Wiesmann-Krise
Letzte Galgenfrist für Wiesmänner

Dülmen -

Wiesmann steht unmittelbar vor dem Aus: Die Gläubigerversammlung stimmte am Freitag dem Sanierungsvertrag für die Dülmener Sportwagenmanufaktur nicht zu. Die Investoren, zu denen auch der bisherige Haupteigentümer Stefan Breuer gehört, hatten den Vertragsbestandteil, neun Millionen Euro bis zum 7. Januar auf ein Treuhandkonto zu überweisen, nicht erfüllen können. Damit dürfte die Ära der Sportwagenproduktion in Dülmen beendet sein.

Samstag, 11.01.2014, 05:01 Uhr

Alle Drehungen und Wendungen im Insolvenzverfahren und auch ein Multimillionär in der Schweiz werden das endgültige Aus des Sportwagenherstellers Wiesmann aus Dülmen wohl nicht mehr abwenden können. Erst ging es in die vorläufige Insolvenz, dann stellte die GmbH den Antrag auf Einstellung des Insolvenzerfahrens. Sie sei angeblich wieder flüssig, hatte es geheißen.

Kurz darauf zog das Unternehmen diesen Antrag aber überraschend wieder zurück. Um schließlich eine Aktiengesellschaft zu präsentieren, der jedoch bereits bei der Erfüllung der ersten Vertragsklausel die Luft ausgeht, wie sich gestern vor der Gläubigerversammlung zeigte.

Der Sanierungsplan, den Insolvenzverwalter Dr. Norbert Küpper den Gläubigern der Sportwagenmanufaktur vorgeschlagen hatte, ist vor dem Amtsgericht in Münster geplatzt. Geplant war, den Übergang der Betriebsform von einer GmbH zur Aktiengesellschaft zu beschließen.

Neun Millionen €  der neuen Eigentümer hätten auf einem Treuhandkonto bis zum 7. Januar, eingehen sollen. Bis Freitag war jedoch kein einziger Cent überwiesen worden.

Die neuen Aktionäre, unter ihnen auch der bisherige Wiesmann-Hauptgesellschafter Stefan Breuer , erklärten den fehlenden Zahlungseingang mit technischen Problemen – das Geld sei ja da. Sollte es zutreffen, dass dieses Konsortium wirklich liquide ist, bleibt den Wiesmännern eine letzte Galgenfrist: „Es bleibt eine Hintertür offen. Die beschlossene Stillegung des Betriebes könnte der Gläubiger-Ausschuss rückgängig machen, sobald eine Million Euro auf einem Ander-Konto eingingen. Denn eines unserer Hauptprobleme ist mangelnde Liquidität“, sagte Küpper.

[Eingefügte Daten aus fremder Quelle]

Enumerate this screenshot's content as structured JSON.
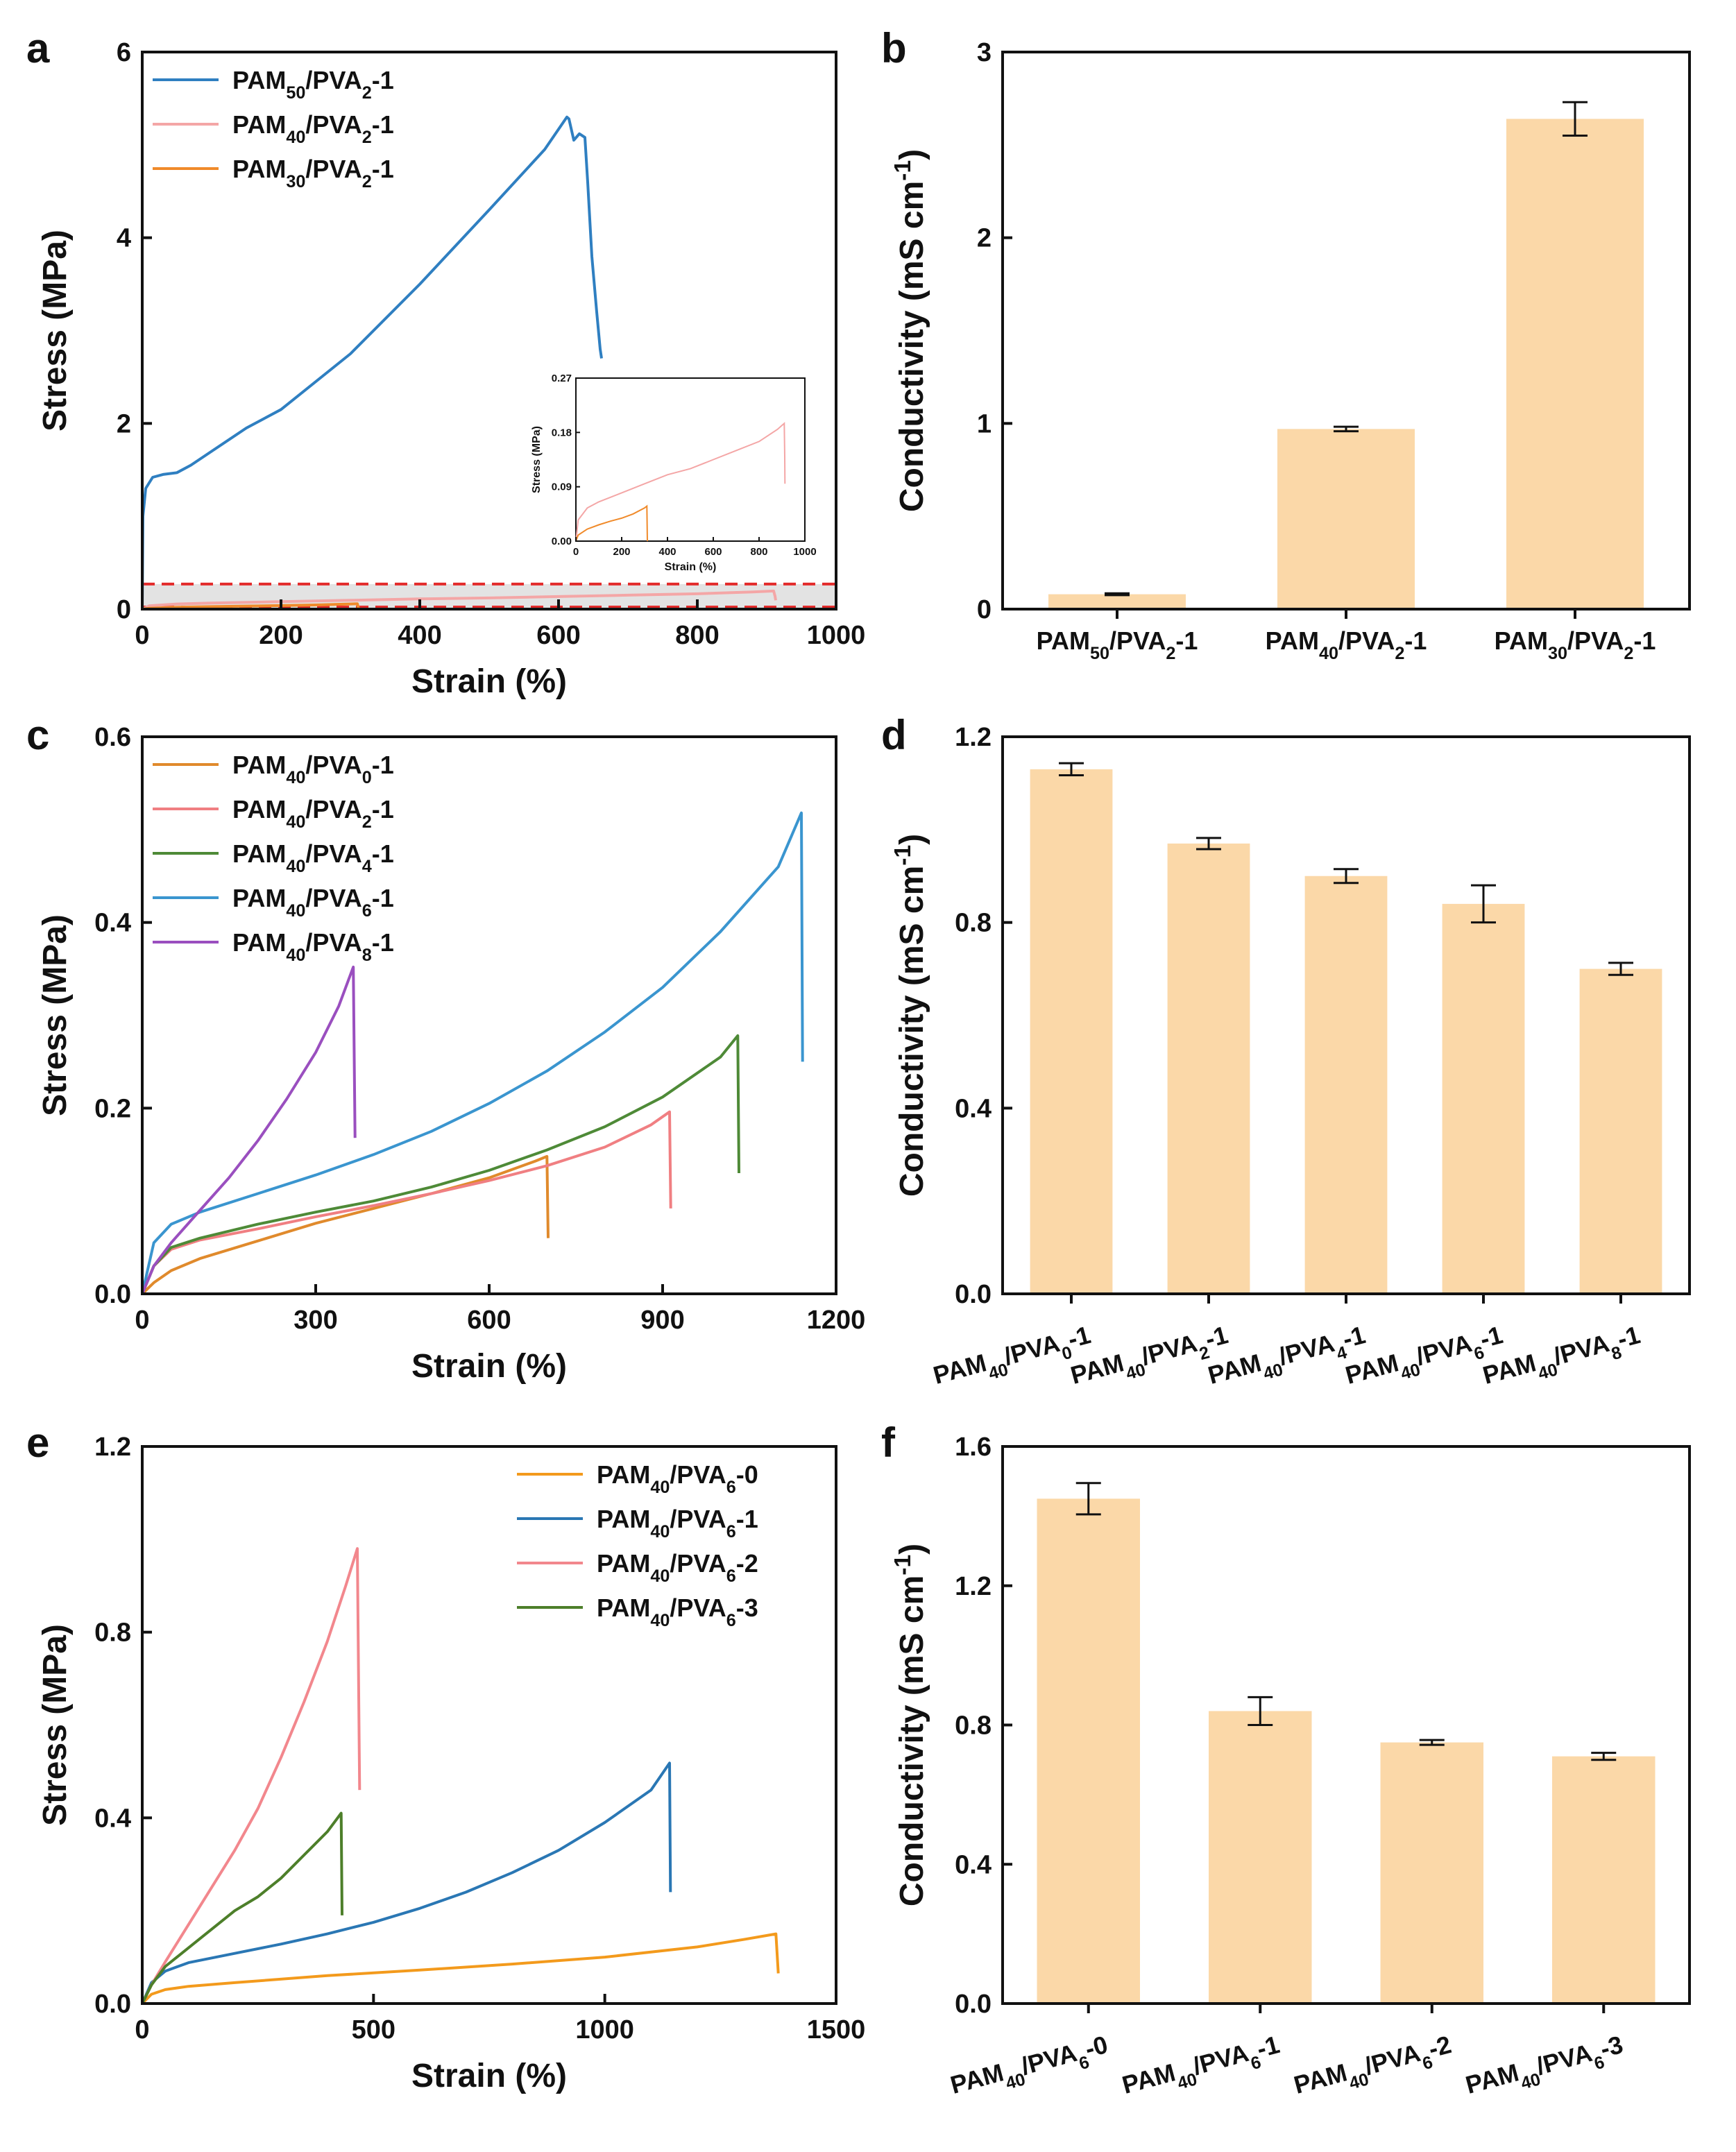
{
  "figure": {
    "panel_labels": [
      "a",
      "b",
      "c",
      "d",
      "e",
      "f"
    ]
  },
  "chart_data": [
    {
      "id": "a",
      "type": "line",
      "xlabel": "Strain (%)",
      "ylabel": "Stress (MPa)",
      "xlim": [
        0,
        1000
      ],
      "ylim": [
        0,
        6
      ],
      "xticks": [
        "0",
        "200",
        "400",
        "600",
        "800",
        "1000"
      ],
      "yticks": [
        "0",
        "2",
        "4",
        "6"
      ],
      "legend_position": "top-left",
      "highlight_band_ylim": [
        0,
        0.27
      ],
      "series": [
        {
          "label": "PAM50/PVA2-1",
          "label_main": "PAM",
          "label_sub1": "50",
          "label_mid": "/PVA",
          "label_sub2": "2",
          "label_end": "-1",
          "color": "#2f7fc1",
          "x": [
            0,
            1,
            5,
            15,
            30,
            50,
            70,
            100,
            150,
            200,
            300,
            400,
            500,
            580,
            612,
            615,
            622,
            630,
            638,
            642,
            648,
            655,
            660,
            662
          ],
          "y": [
            0,
            1.0,
            1.3,
            1.42,
            1.45,
            1.47,
            1.55,
            1.7,
            1.95,
            2.15,
            2.75,
            3.5,
            4.3,
            4.95,
            5.3,
            5.28,
            5.05,
            5.12,
            5.08,
            4.6,
            3.8,
            3.2,
            2.8,
            2.7
          ]
        },
        {
          "label": "PAM40/PVA2-1",
          "label_main": "PAM",
          "label_sub1": "40",
          "label_mid": "/PVA",
          "label_sub2": "2",
          "label_end": "-1",
          "color": "#f4a6a6",
          "x": [
            0,
            10,
            50,
            100,
            200,
            300,
            400,
            500,
            600,
            700,
            800,
            880,
            910,
            912,
            913
          ],
          "y": [
            0,
            0.035,
            0.055,
            0.065,
            0.08,
            0.095,
            0.11,
            0.12,
            0.135,
            0.15,
            0.165,
            0.185,
            0.195,
            0.14,
            0.095
          ]
        },
        {
          "label": "PAM30/PVA2-1",
          "label_main": "PAM",
          "label_sub1": "30",
          "label_mid": "/PVA",
          "label_sub2": "2",
          "label_end": "-1",
          "color": "#f08a2a",
          "x": [
            0,
            10,
            50,
            100,
            150,
            200,
            250,
            300,
            310,
            312
          ],
          "y": [
            0,
            0.01,
            0.02,
            0.027,
            0.033,
            0.038,
            0.045,
            0.055,
            0.058,
            0.0
          ]
        }
      ],
      "inset": {
        "xlabel": "Strain (%)",
        "ylabel": "Stress (MPa)",
        "xlim": [
          0,
          1000
        ],
        "ylim": [
          0,
          0.27
        ],
        "xticks": [
          "0",
          "200",
          "400",
          "600",
          "800",
          "1000"
        ],
        "yticks": [
          "0.00",
          "0.09",
          "0.18",
          "0.27"
        ]
      }
    },
    {
      "id": "b",
      "type": "bar",
      "ylabel_main": "Conductivity (mS cm",
      "ylabel_sup": "-1",
      "ylabel_end": ")",
      "ylim": [
        0,
        3
      ],
      "yticks": [
        "0",
        "1",
        "2",
        "3"
      ],
      "categories": [
        {
          "main": "PAM",
          "sub1": "50",
          "mid": "/PVA",
          "sub2": "2",
          "end": "-1"
        },
        {
          "main": "PAM",
          "sub1": "40",
          "mid": "/PVA",
          "sub2": "2",
          "end": "-1"
        },
        {
          "main": "PAM",
          "sub1": "30",
          "mid": "/PVA",
          "sub2": "2",
          "end": "-1"
        }
      ],
      "values": [
        0.08,
        0.97,
        2.64
      ],
      "errors": [
        0.005,
        0.012,
        0.09
      ]
    },
    {
      "id": "c",
      "type": "line",
      "xlabel": "Strain (%)",
      "ylabel": "Stress (MPa)",
      "xlim": [
        0,
        1200
      ],
      "ylim": [
        0,
        0.6
      ],
      "xticks": [
        "0",
        "300",
        "600",
        "900",
        "1200"
      ],
      "yticks": [
        "0.0",
        "0.2",
        "0.4",
        "0.6"
      ],
      "legend_position": "top-left",
      "series": [
        {
          "label": "PAM40/PVA0-1",
          "label_main": "PAM",
          "label_sub1": "40",
          "label_mid": "/PVA",
          "label_sub2": "0",
          "label_end": "-1",
          "color": "#e08a2c",
          "x": [
            0,
            20,
            50,
            100,
            200,
            300,
            400,
            500,
            600,
            680,
            700,
            702
          ],
          "y": [
            0,
            0.012,
            0.025,
            0.038,
            0.057,
            0.076,
            0.092,
            0.108,
            0.125,
            0.143,
            0.148,
            0.06
          ]
        },
        {
          "label": "PAM40/PVA2-1",
          "label_main": "PAM",
          "label_sub1": "40",
          "label_mid": "/PVA",
          "label_sub2": "2",
          "label_end": "-1",
          "color": "#f07f82",
          "x": [
            0,
            20,
            50,
            100,
            200,
            300,
            400,
            500,
            600,
            700,
            800,
            880,
            912,
            914
          ],
          "y": [
            0,
            0.03,
            0.048,
            0.058,
            0.07,
            0.083,
            0.095,
            0.108,
            0.122,
            0.138,
            0.158,
            0.182,
            0.196,
            0.092
          ]
        },
        {
          "label": "PAM40/PVA4-1",
          "label_main": "PAM",
          "label_sub1": "40",
          "label_mid": "/PVA",
          "label_sub2": "4",
          "label_end": "-1",
          "color": "#4e8a37",
          "x": [
            0,
            20,
            50,
            100,
            200,
            300,
            400,
            500,
            600,
            700,
            800,
            900,
            1000,
            1030,
            1032
          ],
          "y": [
            0,
            0.03,
            0.05,
            0.06,
            0.075,
            0.088,
            0.1,
            0.115,
            0.133,
            0.155,
            0.18,
            0.212,
            0.255,
            0.278,
            0.13
          ]
        },
        {
          "label": "PAM40/PVA6-1",
          "label_main": "PAM",
          "label_sub1": "40",
          "label_mid": "/PVA",
          "label_sub2": "6",
          "label_end": "-1",
          "color": "#3a95cf",
          "x": [
            0,
            20,
            50,
            100,
            200,
            300,
            400,
            500,
            600,
            700,
            800,
            900,
            1000,
            1100,
            1140,
            1142
          ],
          "y": [
            0,
            0.055,
            0.075,
            0.088,
            0.108,
            0.128,
            0.15,
            0.175,
            0.205,
            0.24,
            0.282,
            0.33,
            0.39,
            0.46,
            0.518,
            0.25
          ]
        },
        {
          "label": "PAM40/PVA8-1",
          "label_main": "PAM",
          "label_sub1": "40",
          "label_mid": "/PVA",
          "label_sub2": "8",
          "label_end": "-1",
          "color": "#9a4fbf",
          "x": [
            0,
            20,
            50,
            100,
            150,
            200,
            250,
            300,
            340,
            365,
            368
          ],
          "y": [
            0,
            0.03,
            0.055,
            0.09,
            0.125,
            0.165,
            0.21,
            0.26,
            0.31,
            0.352,
            0.168
          ]
        }
      ]
    },
    {
      "id": "d",
      "type": "bar",
      "ylabel_main": "Conductivity (mS cm",
      "ylabel_sup": "-1",
      "ylabel_end": ")",
      "ylim": [
        0,
        1.2
      ],
      "yticks": [
        "0.0",
        "0.4",
        "0.8",
        "1.2"
      ],
      "categories": [
        {
          "main": "PAM",
          "sub1": "40",
          "mid": "/PVA",
          "sub2": "0",
          "end": "-1"
        },
        {
          "main": "PAM",
          "sub1": "40",
          "mid": "/PVA",
          "sub2": "2",
          "end": "-1"
        },
        {
          "main": "PAM",
          "sub1": "40",
          "mid": "/PVA",
          "sub2": "4",
          "end": "-1"
        },
        {
          "main": "PAM",
          "sub1": "40",
          "mid": "/PVA",
          "sub2": "6",
          "end": "-1"
        },
        {
          "main": "PAM",
          "sub1": "40",
          "mid": "/PVA",
          "sub2": "8",
          "end": "-1"
        }
      ],
      "values": [
        1.13,
        0.97,
        0.9,
        0.84,
        0.7
      ],
      "errors": [
        0.013,
        0.012,
        0.015,
        0.04,
        0.013
      ]
    },
    {
      "id": "e",
      "type": "line",
      "xlabel": "Strain (%)",
      "ylabel": "Stress (MPa)",
      "xlim": [
        0,
        1500
      ],
      "ylim": [
        0,
        1.2
      ],
      "xticks": [
        "0",
        "500",
        "1000",
        "1500"
      ],
      "yticks": [
        "0.0",
        "0.4",
        "0.8",
        "1.2"
      ],
      "legend_position": "top-right",
      "series": [
        {
          "label": "PAM40/PVA6-0",
          "label_main": "PAM",
          "label_sub1": "40",
          "label_mid": "/PVA",
          "label_sub2": "6",
          "label_end": "-0",
          "color": "#f39a1c",
          "x": [
            0,
            20,
            50,
            100,
            200,
            400,
            600,
            800,
            1000,
            1200,
            1300,
            1370,
            1375
          ],
          "y": [
            0,
            0.02,
            0.03,
            0.037,
            0.045,
            0.06,
            0.072,
            0.085,
            0.1,
            0.122,
            0.138,
            0.15,
            0.065
          ]
        },
        {
          "label": "PAM40/PVA6-1",
          "label_main": "PAM",
          "label_sub1": "40",
          "label_mid": "/PVA",
          "label_sub2": "6",
          "label_end": "-1",
          "color": "#2a77b4",
          "x": [
            0,
            20,
            50,
            100,
            200,
            300,
            400,
            500,
            600,
            700,
            800,
            900,
            1000,
            1100,
            1140,
            1142
          ],
          "y": [
            0,
            0.045,
            0.07,
            0.088,
            0.108,
            0.128,
            0.15,
            0.175,
            0.205,
            0.24,
            0.282,
            0.33,
            0.39,
            0.46,
            0.518,
            0.24
          ]
        },
        {
          "label": "PAM40/PVA6-2",
          "label_main": "PAM",
          "label_sub1": "40",
          "label_mid": "/PVA",
          "label_sub2": "6",
          "label_end": "-2",
          "color": "#f2878d",
          "x": [
            0,
            20,
            50,
            100,
            150,
            200,
            250,
            300,
            350,
            400,
            440,
            465,
            470
          ],
          "y": [
            0,
            0.04,
            0.09,
            0.17,
            0.25,
            0.33,
            0.42,
            0.53,
            0.65,
            0.78,
            0.9,
            0.98,
            0.46
          ]
        },
        {
          "label": "PAM40/PVA6-3",
          "label_main": "PAM",
          "label_sub1": "40",
          "label_mid": "/PVA",
          "label_sub2": "6",
          "label_end": "-3",
          "color": "#4d7f2a",
          "x": [
            0,
            20,
            50,
            100,
            150,
            200,
            250,
            300,
            350,
            400,
            430,
            432
          ],
          "y": [
            0,
            0.04,
            0.08,
            0.12,
            0.16,
            0.2,
            0.23,
            0.27,
            0.32,
            0.37,
            0.41,
            0.19
          ]
        }
      ]
    },
    {
      "id": "f",
      "type": "bar",
      "ylabel_main": "Conductivity (mS cm",
      "ylabel_sup": "-1",
      "ylabel_end": ")",
      "ylim": [
        0,
        1.6
      ],
      "yticks": [
        "0.0",
        "0.4",
        "0.8",
        "1.2",
        "1.6"
      ],
      "categories": [
        {
          "main": "PAM",
          "sub1": "40",
          "mid": "/PVA",
          "sub2": "6",
          "end": "-0"
        },
        {
          "main": "PAM",
          "sub1": "40",
          "mid": "/PVA",
          "sub2": "6",
          "end": "-1"
        },
        {
          "main": "PAM",
          "sub1": "40",
          "mid": "/PVA",
          "sub2": "6",
          "end": "-2"
        },
        {
          "main": "PAM",
          "sub1": "40",
          "mid": "/PVA",
          "sub2": "6",
          "end": "-3"
        }
      ],
      "values": [
        1.45,
        0.84,
        0.75,
        0.71
      ],
      "errors": [
        0.045,
        0.04,
        0.007,
        0.01
      ]
    }
  ],
  "style": {
    "bar_color": "#fbd8a8",
    "axis_color": "#111111",
    "highlight_fill": "#e3e3e3",
    "highlight_line": "#e32b2b",
    "inset_color": "#111111"
  }
}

Doch an eine Rettung glaubt von den rund hundert Wiesmann-Mitarbeitern niemand mehr: „Dass es bei Wiesmann noch einmal aufwärts gehen könnte ist schwer vorstellbar“, zeigte sich der Betriebsratsvorsitzende Markus Stevermüer, verbittert über den Ausgang der Gläubigerversammlung. Trotz eines halben Jahres im Insolvenzverfahren habe bislang kein Mitarbeiter gekündigt. Die enge Verbundenheit der Angestellten zur Sportwagenmanufaktur ist spürbar.

Auch Wiesmann-Geschäftsführer Dr. Rolf Haferkamp war am Nachmittag vor die Belegschaft getreten, und hatte sein Scheitern als Führungskraft eingestanden. Er könne sich nicht erklären, warum kein Geldeingang zu verzeichnen sei, und er wisse, dass das nicht für seine Glaubwürdigkeit spreche.

Das Aus für Wiesmann scheint endgültig besiegelt. Nur ein Geldeingang in Millionenhöhe könnte dieses Schicksal letztlich noch abwenden.